I wanted:
- Something that looked really cool. As far as a wargaming table can ever be cool. But power to the geek and all that.
- Something that was modular, not necessarily for transportation, more for the ability to vary layout.
- Something that could be easily expanded to apocalypse size.
I decided that very rusty metal buildings on a concrete base would be a good look (and pretty easy to paint too), so that is what I went for. The one thing that I was unsure of was how I was going to tie the edges of the tiles together in a way that made them all completely interchangeable...
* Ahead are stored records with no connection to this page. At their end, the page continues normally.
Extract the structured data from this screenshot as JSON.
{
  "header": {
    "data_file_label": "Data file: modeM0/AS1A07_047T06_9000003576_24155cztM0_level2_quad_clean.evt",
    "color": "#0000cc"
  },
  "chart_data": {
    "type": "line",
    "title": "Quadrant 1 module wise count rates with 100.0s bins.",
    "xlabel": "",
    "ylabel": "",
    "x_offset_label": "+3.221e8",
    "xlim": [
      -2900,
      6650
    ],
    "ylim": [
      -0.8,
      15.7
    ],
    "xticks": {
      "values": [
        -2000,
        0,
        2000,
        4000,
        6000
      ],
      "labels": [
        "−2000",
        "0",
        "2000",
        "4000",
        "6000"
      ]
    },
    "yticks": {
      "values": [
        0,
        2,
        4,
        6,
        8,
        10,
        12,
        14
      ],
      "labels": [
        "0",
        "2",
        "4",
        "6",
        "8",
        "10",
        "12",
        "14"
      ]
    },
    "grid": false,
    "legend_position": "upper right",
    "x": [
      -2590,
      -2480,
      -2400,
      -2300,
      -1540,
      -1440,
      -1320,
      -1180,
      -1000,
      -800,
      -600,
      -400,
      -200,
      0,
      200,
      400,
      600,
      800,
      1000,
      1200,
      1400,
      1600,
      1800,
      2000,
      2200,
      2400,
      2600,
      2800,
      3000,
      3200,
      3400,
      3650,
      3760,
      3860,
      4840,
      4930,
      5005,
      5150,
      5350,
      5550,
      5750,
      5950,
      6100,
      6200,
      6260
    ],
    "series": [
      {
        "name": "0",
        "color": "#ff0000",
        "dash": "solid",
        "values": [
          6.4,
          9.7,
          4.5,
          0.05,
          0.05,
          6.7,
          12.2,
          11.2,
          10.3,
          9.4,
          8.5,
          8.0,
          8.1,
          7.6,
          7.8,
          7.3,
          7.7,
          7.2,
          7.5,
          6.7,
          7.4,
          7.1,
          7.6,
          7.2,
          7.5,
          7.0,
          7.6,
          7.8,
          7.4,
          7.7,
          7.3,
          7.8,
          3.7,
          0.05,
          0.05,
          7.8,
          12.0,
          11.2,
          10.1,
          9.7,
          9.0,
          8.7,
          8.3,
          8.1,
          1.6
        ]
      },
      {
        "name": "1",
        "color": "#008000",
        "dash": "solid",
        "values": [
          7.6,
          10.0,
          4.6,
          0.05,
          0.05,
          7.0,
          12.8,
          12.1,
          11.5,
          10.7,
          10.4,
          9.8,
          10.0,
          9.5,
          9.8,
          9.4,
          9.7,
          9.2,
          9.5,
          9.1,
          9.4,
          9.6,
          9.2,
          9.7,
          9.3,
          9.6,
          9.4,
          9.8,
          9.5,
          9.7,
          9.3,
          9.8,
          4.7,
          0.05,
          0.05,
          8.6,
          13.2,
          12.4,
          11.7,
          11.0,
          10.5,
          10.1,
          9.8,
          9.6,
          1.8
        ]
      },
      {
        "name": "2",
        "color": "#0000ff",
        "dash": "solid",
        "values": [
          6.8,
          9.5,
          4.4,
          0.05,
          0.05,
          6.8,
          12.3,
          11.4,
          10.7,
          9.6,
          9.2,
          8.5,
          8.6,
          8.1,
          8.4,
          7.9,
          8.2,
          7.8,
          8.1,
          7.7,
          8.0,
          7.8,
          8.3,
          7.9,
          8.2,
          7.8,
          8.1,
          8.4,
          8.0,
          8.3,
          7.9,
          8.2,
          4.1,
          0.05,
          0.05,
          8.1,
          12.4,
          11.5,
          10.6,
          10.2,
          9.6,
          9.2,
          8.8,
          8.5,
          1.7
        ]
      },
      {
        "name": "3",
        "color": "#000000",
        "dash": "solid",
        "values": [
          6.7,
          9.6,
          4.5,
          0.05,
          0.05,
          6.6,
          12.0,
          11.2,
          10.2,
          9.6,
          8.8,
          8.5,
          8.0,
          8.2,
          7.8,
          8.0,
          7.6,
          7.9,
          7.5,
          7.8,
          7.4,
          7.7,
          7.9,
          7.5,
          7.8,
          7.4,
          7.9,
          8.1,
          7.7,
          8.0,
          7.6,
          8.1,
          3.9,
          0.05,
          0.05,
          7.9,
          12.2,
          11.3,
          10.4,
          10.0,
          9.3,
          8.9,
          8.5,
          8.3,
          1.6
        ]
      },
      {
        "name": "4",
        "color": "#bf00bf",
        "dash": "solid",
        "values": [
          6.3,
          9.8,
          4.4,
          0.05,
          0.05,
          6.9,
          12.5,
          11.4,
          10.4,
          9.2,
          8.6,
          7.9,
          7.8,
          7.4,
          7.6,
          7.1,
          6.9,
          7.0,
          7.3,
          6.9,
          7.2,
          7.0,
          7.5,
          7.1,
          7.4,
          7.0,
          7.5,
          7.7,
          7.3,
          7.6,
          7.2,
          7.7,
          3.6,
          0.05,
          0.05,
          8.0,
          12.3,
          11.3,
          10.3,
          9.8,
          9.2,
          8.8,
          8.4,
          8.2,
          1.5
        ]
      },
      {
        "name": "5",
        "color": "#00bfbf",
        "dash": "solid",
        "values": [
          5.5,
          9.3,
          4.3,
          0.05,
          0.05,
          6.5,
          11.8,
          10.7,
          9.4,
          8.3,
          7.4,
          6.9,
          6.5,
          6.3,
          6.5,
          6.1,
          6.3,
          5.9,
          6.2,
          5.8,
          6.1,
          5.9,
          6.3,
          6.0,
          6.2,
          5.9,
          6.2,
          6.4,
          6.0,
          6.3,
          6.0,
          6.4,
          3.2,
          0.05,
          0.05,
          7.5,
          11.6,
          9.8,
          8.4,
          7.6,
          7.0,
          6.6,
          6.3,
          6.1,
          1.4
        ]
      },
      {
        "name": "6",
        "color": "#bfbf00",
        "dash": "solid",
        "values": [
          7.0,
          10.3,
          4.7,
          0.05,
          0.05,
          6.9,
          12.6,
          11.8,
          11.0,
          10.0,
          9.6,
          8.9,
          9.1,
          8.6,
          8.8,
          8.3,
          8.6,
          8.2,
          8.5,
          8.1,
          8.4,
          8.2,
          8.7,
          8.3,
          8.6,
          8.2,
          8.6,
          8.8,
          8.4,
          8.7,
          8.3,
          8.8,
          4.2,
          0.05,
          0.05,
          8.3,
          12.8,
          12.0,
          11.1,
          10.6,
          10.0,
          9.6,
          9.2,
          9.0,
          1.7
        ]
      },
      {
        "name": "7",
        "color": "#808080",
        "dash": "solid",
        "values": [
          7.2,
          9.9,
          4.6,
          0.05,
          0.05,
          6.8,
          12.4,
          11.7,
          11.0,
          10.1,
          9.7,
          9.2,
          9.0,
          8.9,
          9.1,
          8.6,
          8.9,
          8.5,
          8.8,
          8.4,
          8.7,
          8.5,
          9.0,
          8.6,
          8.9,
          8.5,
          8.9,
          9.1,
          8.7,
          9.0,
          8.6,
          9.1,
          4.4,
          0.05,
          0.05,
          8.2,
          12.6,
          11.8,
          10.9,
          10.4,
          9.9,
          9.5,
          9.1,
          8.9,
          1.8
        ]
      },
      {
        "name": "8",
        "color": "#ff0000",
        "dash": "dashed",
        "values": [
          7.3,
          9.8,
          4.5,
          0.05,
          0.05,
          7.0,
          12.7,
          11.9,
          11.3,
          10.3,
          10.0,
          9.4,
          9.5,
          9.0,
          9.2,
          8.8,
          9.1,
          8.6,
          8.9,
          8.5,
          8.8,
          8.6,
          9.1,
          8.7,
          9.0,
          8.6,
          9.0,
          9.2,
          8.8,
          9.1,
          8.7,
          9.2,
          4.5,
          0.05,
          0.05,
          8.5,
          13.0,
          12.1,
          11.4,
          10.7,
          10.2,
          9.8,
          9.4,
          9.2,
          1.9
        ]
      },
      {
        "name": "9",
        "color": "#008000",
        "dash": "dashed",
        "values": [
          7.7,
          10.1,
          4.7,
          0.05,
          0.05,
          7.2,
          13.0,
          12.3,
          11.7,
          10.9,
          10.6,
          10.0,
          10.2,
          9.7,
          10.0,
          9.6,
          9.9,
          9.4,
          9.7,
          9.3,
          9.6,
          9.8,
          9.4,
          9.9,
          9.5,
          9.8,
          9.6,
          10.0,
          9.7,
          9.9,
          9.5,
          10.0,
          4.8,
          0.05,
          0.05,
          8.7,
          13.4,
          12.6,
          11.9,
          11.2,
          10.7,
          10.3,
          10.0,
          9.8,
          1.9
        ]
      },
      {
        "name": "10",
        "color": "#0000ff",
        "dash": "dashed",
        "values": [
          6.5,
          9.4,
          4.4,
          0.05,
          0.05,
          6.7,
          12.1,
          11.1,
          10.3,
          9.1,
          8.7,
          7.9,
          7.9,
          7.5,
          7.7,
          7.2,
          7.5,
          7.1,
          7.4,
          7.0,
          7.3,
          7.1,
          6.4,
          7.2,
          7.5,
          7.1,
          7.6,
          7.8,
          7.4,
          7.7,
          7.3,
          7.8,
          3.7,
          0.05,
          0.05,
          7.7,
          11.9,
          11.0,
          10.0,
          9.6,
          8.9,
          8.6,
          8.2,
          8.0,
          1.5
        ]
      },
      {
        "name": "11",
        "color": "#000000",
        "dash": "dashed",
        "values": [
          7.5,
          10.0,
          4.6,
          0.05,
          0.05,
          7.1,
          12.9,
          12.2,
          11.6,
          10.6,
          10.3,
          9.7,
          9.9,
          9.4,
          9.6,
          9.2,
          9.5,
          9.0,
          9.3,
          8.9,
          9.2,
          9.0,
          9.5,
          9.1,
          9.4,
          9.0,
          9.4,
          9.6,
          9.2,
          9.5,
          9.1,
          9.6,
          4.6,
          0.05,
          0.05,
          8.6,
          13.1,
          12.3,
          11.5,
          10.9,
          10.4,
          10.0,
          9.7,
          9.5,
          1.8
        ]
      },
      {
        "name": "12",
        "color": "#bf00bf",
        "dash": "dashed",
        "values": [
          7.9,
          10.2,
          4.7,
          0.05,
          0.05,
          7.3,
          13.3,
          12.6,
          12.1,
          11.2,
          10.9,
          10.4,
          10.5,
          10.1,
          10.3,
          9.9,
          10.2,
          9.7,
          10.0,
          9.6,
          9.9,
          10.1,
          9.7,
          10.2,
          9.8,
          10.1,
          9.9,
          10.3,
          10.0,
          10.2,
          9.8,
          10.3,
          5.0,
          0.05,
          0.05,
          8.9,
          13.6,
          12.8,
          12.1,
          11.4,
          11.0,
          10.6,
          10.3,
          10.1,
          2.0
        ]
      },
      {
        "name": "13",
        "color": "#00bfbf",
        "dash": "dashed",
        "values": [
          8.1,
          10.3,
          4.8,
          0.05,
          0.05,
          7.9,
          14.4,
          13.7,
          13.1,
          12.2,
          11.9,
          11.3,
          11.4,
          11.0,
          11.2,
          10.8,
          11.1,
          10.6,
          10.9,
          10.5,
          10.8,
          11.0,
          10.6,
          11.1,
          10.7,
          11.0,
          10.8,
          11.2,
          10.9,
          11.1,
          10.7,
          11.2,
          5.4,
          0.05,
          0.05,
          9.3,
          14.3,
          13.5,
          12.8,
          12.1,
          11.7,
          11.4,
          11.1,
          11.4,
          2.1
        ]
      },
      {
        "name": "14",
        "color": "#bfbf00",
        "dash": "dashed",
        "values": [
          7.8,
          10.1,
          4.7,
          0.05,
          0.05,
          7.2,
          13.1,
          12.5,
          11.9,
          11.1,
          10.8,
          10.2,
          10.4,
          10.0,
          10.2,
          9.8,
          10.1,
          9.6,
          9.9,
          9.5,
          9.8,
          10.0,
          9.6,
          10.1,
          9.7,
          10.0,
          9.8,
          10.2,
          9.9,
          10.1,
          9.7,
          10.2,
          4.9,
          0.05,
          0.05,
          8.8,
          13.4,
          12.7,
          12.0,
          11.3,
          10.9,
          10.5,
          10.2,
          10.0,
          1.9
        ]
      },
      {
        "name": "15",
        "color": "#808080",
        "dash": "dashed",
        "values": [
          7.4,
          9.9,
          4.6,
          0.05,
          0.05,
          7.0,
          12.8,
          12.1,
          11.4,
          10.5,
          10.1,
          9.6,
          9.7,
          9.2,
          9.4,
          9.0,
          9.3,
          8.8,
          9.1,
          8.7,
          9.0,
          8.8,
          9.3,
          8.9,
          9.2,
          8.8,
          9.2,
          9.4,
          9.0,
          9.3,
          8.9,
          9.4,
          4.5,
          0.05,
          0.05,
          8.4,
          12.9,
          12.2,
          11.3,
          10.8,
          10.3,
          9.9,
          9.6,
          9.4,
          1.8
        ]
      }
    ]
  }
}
Roads! That was the answer. If I edged all sides of each tile with half a road, I would create a sort of city-grid system. Which I thought would be pretty Imperial really. That's how I'd do it if I was Albion's Planetary Governor anyway.
So I used 3mm fibreboard (for the tile bases), self adhesive flooring tiles (for the road sections), and lots of builders' sand and pva glue. I didn't glue the buildings to the board for storage purposes, but I did try and paint rusty stains (as 'twere) on the baseboards to tie the buildings into the base. I think it worked: you can judge for yourself in the photos. Incidentally, on the subject of painting, I bought a GW spray gun to do this lot. Effing useless. I wouldn't bother. I reverted to decorating brushes and saved myself a whole lot of faffing.
The buildings were painted brown, stippled with orange, and then drybrushed with gunmental colour. I used black spray and grey paint on the rest, and found some yellow spray paint to do my road markings...
And here are some WIP's and a final finished shot. Plus an in-game pic of my Killer Space Elves being beaten by Mark's Fishboyz. Bloomin 6th edition shooting. grrr..
Actually, it is probably worth saying that the play experience is MASSIVELY enhanced by having a good bit of scenery. I reckon anyway.